Meta is phasing out CrowdTangle on August 14, 2024 and replacing it with Meta Content Library (MCL) & Content Library API. The civil society has concerns regarding capabilities of the MCL.
This repository contains three Jupyter Notebooks which shows how easy it is created templates to analyze CrowdTangle CSVs.
- ct-1db-2kw.ipynb: This notebook allows a user to import CrowdTangle (CT) database (DB) in CSV format and compare the occurrences of two unique keywords (KW). The user can update the keywords in code line 3. Upon running the codes, the user will get the data on the number of occurrences for each keyword, a pie-chart representation of this data, and a list of page names that mention the keyword.
- ct-2db-1kw.ipynb: As the name suggests, the notebook allows you to compare a keyword's occurrence in two databases. The final output is in the form of 2 CSVs that include the results based on the keyword selected. The keyword can be edited in code line 4.

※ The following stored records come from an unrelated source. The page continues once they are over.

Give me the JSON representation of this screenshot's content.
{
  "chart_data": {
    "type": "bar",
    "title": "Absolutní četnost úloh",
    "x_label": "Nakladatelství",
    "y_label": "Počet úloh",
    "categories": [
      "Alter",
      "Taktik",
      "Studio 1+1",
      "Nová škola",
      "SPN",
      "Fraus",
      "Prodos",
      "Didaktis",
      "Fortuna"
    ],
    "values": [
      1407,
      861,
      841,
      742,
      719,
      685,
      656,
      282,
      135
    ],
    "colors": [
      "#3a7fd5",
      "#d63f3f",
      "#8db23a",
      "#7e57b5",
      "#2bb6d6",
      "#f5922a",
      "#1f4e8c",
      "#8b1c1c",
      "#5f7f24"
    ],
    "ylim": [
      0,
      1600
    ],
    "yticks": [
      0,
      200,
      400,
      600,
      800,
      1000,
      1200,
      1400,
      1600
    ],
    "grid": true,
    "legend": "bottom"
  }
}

- ct-region-mediaoutlets.ipynb: This notebook allows you to extract links to Facebook Pages from the CT.DB. It has been used to extract a list of Facebook Pages categorized as Media News Company, Newsagent Newsstand, News Personality, News Site, Newspaper, Political Candidate, Political Party, Politician, and Political Organization in the Palestine Occupied Territories.
- Install Pandas https://pypi.org/project/pandas/
- Install Jupyter Notebook https://jupyter.org/install
- Install Matplotlib https://pypi.org/project/matplotlib/
- Download all the files in this repo and open the above-mentioned notebooks.